Se há adjetivo que me define nas últimas semanas é cansada. Íssima. Hoje passou de nível: ESGOTADA.

Hoje saí às 20h45. Tinha dito ao Gandhe que hoje tinha reunião de equipa, que deveria estar em casa às 20h15. Pois sim. Ele bem que enviou sms a pedir que eu avisasse quando saísse para pôr o peixe a grelhar. Ainda bem que o fez, senão comia o peixe frio. Estava a enviar-lhe sms a avisar que estava a sair e recebo um eufórico telefonema sobre um jantar que estava combinado para dia 22 de abril, sábado. Apeteceu-me cortar os pulsos. Amanhã tenho um jantar de despedida de um colega de trabalho (da minha anterior equipa) que se reformou. Nem imaginam o esforço que tive de fazer para dizer que sim. Porque tenho tanta vontade de ir como de furar os olhos com um prego ferrugento.
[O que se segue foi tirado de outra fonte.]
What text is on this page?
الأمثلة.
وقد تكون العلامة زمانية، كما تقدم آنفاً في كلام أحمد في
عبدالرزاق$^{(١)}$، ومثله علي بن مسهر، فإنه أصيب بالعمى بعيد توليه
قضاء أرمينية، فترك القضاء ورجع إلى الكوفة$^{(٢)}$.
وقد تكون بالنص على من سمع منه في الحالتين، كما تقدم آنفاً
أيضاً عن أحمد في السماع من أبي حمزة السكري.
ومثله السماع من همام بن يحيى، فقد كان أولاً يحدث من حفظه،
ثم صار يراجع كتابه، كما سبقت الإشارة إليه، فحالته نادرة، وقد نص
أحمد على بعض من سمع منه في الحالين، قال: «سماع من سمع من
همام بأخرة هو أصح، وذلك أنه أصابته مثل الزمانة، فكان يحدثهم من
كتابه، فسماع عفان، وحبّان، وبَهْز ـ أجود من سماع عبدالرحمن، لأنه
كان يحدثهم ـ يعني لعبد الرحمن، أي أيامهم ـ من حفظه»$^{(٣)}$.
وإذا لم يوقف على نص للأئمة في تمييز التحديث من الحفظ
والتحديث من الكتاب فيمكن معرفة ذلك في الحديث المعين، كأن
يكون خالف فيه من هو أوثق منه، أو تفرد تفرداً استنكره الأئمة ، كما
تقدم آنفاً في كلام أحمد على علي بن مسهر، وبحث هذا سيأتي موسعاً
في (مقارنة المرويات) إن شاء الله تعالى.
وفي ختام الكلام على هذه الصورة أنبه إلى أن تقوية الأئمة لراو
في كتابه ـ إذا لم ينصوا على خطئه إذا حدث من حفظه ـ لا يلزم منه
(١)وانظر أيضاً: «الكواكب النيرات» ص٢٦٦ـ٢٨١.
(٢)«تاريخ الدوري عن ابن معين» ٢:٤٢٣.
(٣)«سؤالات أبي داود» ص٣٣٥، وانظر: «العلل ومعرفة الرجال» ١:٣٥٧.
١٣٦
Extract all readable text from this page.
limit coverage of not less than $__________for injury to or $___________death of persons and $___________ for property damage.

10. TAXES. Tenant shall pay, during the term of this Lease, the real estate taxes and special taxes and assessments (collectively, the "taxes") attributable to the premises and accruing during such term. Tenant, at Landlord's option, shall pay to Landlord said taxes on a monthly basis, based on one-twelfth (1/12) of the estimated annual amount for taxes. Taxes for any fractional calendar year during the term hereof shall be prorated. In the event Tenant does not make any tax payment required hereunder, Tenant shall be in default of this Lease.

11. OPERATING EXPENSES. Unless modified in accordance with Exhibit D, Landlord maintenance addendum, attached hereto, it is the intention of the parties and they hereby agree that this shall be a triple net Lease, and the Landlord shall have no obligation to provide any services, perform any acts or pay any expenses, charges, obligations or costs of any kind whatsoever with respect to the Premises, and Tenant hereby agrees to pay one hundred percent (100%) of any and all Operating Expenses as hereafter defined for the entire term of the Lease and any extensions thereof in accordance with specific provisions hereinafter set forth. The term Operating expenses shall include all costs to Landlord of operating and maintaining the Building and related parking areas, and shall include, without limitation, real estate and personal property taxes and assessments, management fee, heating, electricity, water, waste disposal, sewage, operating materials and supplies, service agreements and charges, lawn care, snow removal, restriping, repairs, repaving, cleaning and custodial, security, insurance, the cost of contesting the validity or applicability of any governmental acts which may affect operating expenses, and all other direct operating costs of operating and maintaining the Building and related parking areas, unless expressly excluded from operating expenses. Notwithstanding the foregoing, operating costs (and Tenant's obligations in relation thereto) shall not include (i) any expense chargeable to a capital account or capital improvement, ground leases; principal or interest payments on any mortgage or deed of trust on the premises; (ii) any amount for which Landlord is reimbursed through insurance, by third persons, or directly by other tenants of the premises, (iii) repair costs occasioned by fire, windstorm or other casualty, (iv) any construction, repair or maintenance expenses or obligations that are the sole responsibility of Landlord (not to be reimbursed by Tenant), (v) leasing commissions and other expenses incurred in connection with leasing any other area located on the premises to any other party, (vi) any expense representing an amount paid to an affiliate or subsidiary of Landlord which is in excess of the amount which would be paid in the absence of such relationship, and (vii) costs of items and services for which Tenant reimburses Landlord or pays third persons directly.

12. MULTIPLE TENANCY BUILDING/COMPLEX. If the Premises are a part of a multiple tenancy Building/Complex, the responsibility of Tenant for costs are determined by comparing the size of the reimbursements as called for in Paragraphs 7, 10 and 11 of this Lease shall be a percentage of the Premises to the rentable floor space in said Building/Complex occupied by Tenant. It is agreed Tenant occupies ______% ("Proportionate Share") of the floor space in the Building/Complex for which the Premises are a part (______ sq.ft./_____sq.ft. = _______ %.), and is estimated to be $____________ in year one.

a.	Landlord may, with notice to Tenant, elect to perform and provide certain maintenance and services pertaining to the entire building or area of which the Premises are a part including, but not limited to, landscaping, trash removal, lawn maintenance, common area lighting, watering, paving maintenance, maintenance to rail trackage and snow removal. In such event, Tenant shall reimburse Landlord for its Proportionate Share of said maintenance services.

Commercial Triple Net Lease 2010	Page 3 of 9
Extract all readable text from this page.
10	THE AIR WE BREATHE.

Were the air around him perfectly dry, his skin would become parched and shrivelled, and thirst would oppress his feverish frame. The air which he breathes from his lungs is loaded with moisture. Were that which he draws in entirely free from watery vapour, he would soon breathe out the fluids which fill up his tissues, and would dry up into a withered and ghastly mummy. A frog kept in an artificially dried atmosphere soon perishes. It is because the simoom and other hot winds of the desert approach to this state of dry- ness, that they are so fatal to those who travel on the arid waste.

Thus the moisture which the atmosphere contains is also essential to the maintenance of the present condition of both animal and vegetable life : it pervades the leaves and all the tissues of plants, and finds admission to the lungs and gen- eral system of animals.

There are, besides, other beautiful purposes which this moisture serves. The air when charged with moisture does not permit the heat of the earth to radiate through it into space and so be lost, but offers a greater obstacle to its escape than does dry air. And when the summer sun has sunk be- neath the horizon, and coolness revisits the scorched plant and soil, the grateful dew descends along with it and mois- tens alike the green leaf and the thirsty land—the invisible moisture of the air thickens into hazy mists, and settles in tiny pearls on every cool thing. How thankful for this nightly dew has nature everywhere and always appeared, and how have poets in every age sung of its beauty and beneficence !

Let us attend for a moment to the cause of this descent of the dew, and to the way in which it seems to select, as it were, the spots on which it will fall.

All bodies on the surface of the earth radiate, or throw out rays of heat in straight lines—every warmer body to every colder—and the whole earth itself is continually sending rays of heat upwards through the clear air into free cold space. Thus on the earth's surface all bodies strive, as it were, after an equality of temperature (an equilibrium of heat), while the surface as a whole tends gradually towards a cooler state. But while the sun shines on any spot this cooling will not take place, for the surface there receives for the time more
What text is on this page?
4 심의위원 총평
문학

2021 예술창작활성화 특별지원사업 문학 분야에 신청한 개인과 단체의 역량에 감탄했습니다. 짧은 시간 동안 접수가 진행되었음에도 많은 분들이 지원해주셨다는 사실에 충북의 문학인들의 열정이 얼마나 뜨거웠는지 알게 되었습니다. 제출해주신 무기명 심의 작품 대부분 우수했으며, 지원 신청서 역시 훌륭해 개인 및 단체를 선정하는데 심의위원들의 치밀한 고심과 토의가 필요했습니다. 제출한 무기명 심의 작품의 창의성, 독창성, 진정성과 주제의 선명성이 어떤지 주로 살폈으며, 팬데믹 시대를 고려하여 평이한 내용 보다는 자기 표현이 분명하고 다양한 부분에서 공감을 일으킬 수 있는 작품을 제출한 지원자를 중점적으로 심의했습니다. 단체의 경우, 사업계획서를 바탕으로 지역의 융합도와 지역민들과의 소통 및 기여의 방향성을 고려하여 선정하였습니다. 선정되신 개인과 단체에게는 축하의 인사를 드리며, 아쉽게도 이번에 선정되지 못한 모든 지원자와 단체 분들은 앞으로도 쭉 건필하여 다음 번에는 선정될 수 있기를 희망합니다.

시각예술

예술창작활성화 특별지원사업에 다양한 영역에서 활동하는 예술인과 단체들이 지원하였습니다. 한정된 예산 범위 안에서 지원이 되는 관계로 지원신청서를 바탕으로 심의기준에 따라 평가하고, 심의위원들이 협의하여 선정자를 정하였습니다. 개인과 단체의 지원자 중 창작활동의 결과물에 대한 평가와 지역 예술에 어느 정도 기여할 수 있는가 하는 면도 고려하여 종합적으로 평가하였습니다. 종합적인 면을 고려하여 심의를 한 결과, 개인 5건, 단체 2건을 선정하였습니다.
Sinto-me tão esgotada, mas tão esgotada que só quero sossego. Que me deixem em paz, que me esqueçam, que me deixem dormir, estar sozinha, em silêncio, sei lá. Odeio sentir-me assim. A falhar completamente com as pessoas. Mas não consigo ter forças para mais. Não sinto pontinha de energia para o que quer que seja. 

Alguém me ligue às máquinas, porque está difícil manter-me de pé.

A parte boa (ou não): continuo a emagrecer. Confirmado ontem em mais uma consulta na nutricionista. Podia rejubilar por ter perdido cms de anca e de cintura, por ter perdido peso. Podia. Mas isto é um dos reflexos do estado degradante em que me encontro... e isso não é propriamente motivo para júbilo.